A unit on Information Theory is taught in a course on Digital Communication Theory (2nd undergraduate year). There, channel coding is paid more attention than source coding, because the course is more concerned with transmission than with coding. However, two sessions, one of them taking place in the lab, are devoted to introduce the students to the basics of source coding for reducing the statistical redundancy of an information source. In the session devoted to theory they study Huffman and run-length codes. They connect this principles with Zipf and Benford laws. In the practical session, they are given the task of compressing text by exploiting the statistics of natural language.

In the Digital Image Processing course (3rd year), there is a coding unit in which the students learn the different sources of redundancy (spatial, temporal, perceptual and statistical) in digital image and video. In the practical sessions, they study a simplified version of a standard coder (JPEG) for image coding, and perform basic movement estimation for video coding [Clarke, 1995].

In the Digital Audio Processing course (4th year) the students study in one of the units the basics of temporal redundancy reduction by linear prediction, and specific source coding algorithms for super-gaussian distributions, which is the case in audio sources. Also, they are introduced the principles of perceptual audio coding.
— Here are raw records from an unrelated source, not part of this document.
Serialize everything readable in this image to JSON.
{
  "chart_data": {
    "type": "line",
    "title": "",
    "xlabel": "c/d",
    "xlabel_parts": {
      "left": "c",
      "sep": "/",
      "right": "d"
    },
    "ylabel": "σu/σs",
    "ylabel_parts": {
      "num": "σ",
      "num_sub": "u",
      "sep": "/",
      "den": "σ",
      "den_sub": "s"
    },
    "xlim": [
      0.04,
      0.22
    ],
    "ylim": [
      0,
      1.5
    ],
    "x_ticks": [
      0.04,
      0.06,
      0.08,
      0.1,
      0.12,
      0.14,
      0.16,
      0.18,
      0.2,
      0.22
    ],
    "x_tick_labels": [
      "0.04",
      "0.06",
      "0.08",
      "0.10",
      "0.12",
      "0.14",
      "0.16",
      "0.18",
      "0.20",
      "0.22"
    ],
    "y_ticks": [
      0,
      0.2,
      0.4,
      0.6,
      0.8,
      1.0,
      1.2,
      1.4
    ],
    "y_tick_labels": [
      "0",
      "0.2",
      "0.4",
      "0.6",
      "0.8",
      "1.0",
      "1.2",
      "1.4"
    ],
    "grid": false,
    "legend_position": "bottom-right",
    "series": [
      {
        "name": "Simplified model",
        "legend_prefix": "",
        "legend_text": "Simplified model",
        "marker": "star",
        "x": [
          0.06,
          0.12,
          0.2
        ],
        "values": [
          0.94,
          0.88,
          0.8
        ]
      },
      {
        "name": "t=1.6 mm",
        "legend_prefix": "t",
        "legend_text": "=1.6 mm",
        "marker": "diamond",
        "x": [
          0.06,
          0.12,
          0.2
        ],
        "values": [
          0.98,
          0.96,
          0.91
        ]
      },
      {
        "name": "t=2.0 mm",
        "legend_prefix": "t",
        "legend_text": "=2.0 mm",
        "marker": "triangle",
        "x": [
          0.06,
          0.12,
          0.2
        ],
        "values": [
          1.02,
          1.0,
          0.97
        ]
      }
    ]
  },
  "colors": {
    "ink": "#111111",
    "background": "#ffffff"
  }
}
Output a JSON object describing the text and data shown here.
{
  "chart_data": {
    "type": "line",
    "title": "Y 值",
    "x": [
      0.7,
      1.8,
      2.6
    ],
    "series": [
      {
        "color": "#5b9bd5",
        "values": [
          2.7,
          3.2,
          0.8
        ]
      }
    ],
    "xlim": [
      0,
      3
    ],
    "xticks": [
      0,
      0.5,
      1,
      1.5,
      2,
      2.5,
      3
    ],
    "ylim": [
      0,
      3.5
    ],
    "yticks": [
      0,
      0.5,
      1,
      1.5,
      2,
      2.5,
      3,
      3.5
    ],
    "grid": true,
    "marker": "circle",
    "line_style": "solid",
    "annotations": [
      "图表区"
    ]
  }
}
In the practical sessions, the students implement an Audiopak coder, which consists of a lossless coder with a code-based linear prediction and a Golomb-Rice source coder [Hans & Schafer, 2001].


T. M. Cover and J. A. Thomas, “Elements of Information Theory”. New York: Wiley, 1991.

J. Clarke: “Digital Compression of Still Images and Video”. London, UK. Academic Press;1995.

M. Hans and R. Schafer, “Lossless Compression of Digital Audio”, IEEE Signal Processing Magazine, pp 21-32, July 2001.
Bologna Declaration, Coding Technologies, Cross-curricular contents.